- Accueil
- Lutte ouvrière n°2801
- Pécresse : où s’arrête l’oligarchie ?
Leur société
Pécresse : où s’arrête l’oligarchie ?
Valérie Pécresse, candidate de droite à l’Élysée, a fait le 15 mars une proposition qu’elle considère elle-même comme audacieuse : loger les réfugiés ukrainiens dans les résidences confisquées aux oligarques russes. Elle ne sait pas combien l’idée mérite d’être développée !
Puisqu’il serait somme toute moral de loger les réfugiés ukrainiens dans les propriétés mal acquises par les oligarques russes, pourquoi s’arrêter en chemin ? Il y a des riches voleurs de toutes les nationalités et sous toutes les latitudes. Ils possèdent de vastes propriétés, le plus souvent vides, partout dans le monde et dans les plus beaux paysages de France par exemple.
Il y a pareillement des migrants de tous les pays, des mal-logés et des SDF, français ou non, avec ou sans papiers, qui ne demandent qu’un toit. Combien d’entre eux pourrait-on mettre au chaud dans les châteaux de la famille Dassault, les manoirs de Bolloré, les palaces de Bernard Arnault, les résidences de François Pinault et jusqu’aux demeures plus modestes évidemment, mais ouvertes de bon cœur n’en doutons pas, de Valérie Pécresse ?

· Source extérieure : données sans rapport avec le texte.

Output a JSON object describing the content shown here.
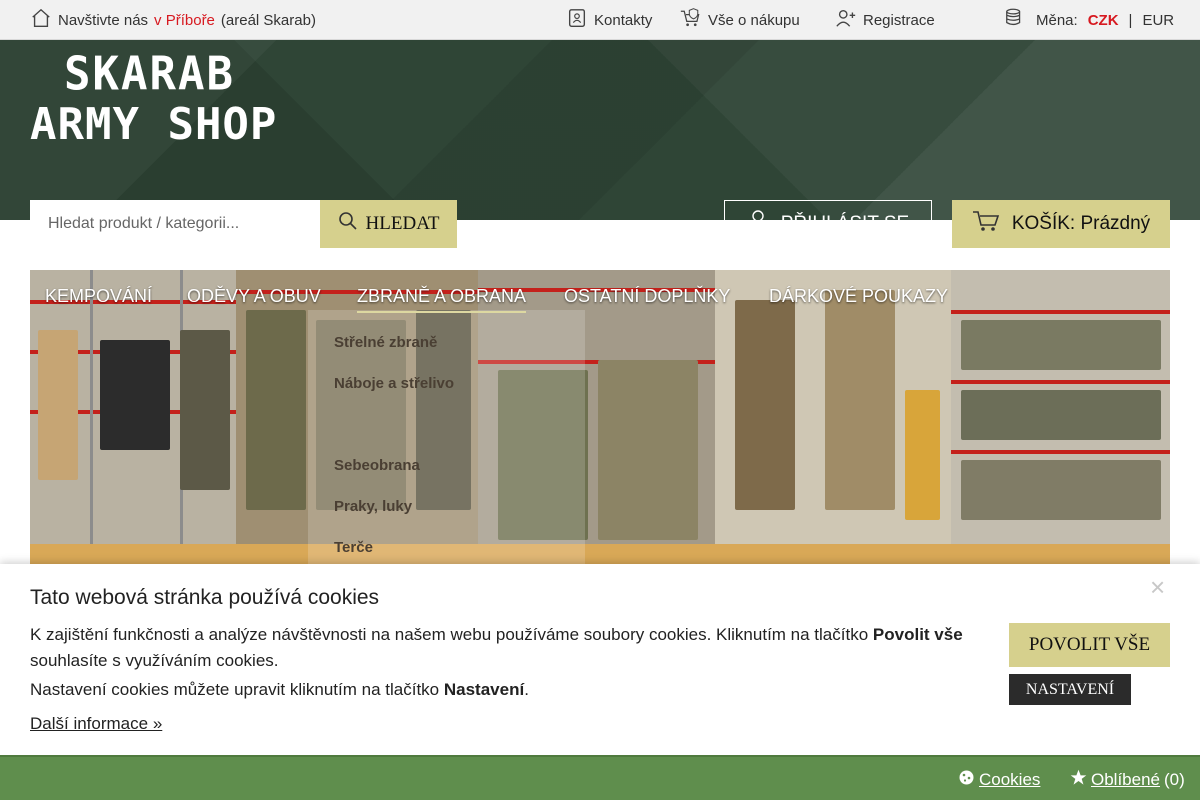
{
  "topbar": {
    "visit_prefix": "Navštivte nás",
    "visit_link": "v Příboře",
    "visit_suffix": "(areál Skarab)",
    "contacts": "Kontakty",
    "shopping_info": "Vše o nákupu",
    "register": "Registrace",
    "currency_label": "Měna:",
    "currency_czk": "CZK",
    "currency_sep": "|",
    "currency_eur": "EUR"
  },
  "logo": {
    "line1": "SKARAB",
    "line2": "ARMY SHOP"
  },
  "search": {
    "placeholder": "Hledat produkt / kategorii...",
    "button": "HLEDAT"
  },
  "login": {
    "label": "PŘIHLÁSIT SE"
  },
  "cart": {
    "label": "KOŠÍK: Prázdný"
  },
  "nav": {
    "items": [
      "KEMPOVÁNÍ",
      "ODĚVY A OBUV",
      "ZBRANĚ A OBRANA",
      "OSTATNÍ DOPLŇKY",
      "DÁRKOVÉ POUKAZY"
    ],
    "active_index": 2,
    "dropdown": [
      "Střelné zbraně",
      "Náboje a střelivo",
      "Sebeobrana",
      "Praky, luky",
      "Terče"
    ]
  },
  "cookie": {
    "title": "Tato webová stránka používá cookies",
    "text_a": "K zajištění funkčnosti a analýze návštěvnosti na našem webu používáme soubory cookies. Kliknutím na tlačítko",
    "text_a_bold": "Povolit vše",
    "text_a_end": "souhlasíte s využíváním cookies.",
    "text_b": "Nastavení cookies můžete upravit kliknutím na tlačítko",
    "text_b_bold": "Nastavení",
    "text_b_end": ".",
    "more": "Další informace »",
    "close": "×",
    "allow_all": "POVOLIT VŠE",
    "settings": "NASTAVENÍ"
  },
  "bottombar": {
    "cookies": "Cookies",
    "favorites": "Oblíbené",
    "favorites_count": "(0)"
  },
  "colors": {
    "header_green": "#2f4536",
    "accent": "#d6d08d",
    "red": "#d71920",
    "bottom_green": "#5f8e4d"
  }
}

Pourtant, alors même que cette dernière venait enfin, après trente ans de vie publique, de découvrir comment soulager immédiatement la misère de millions de mal-logés de ce pays, sa proposition n’a pas fait florès. Ni les médias ni ses concurrents n’ont abondé dans son sens. Et elle-même n’y est pas revenue.
Saisir sans contrepartie les biens des possédants pour soulager ceux qui n’ont rien est une opération des plus rares. Les révoltés du Moyen Âge l’ont tenté à maintes reprises. Ils commençaient par éventrer les gras évêques, avant de finir eux-mêmes étripés, roués, brûlés vifs par les soudards des nobles. On peut aussi citer Saint-Just, commissaire à l’armée du Rhin en 1794, exigeant qu’on prenne, sous 24 heures, dix mille paires de souliers aux aristocrates de Strasbourg pour chausser les soldats de la République qui combattaient pieds nus. Il fut guillotiné peu après. À Paris en 1871, les communards avaient réquisitionné logements et ateliers, vivres et vêtements des propriétaires réfugiés à Versailles. Les ancêtres de madame Pécresse les ont fait fusiller. La Révolution russe a exproprié les possédants, à l’échelle d’un continent et pour longtemps. Les Pécresse de tous les pays en tremblent encore.
Valérie Pécresse s’abrite derrière le fait que les oligarques russes, pas en odeur de sainteté actuellement, sont des voleurs, des menteurs, des pilleurs de fonds publics. Mais elle oublie que c’est le cas de tous les grands propriétaires de cette terre, à commencer par les bons capitalistes légaux et certifiés de l’Ouest parisien et de la banlieue chic qui sont ses terres d’élection.
Dans ces milieux, poser la question des biens mal acquis, c’est au moins manquer de savoir-vivre. On devrait tout de même le savoir lorsqu’on a, comme Pécresse, fait ses études à l’ENA et que l’on s’est dépensée de cabinets ministériels en salons bourgeois.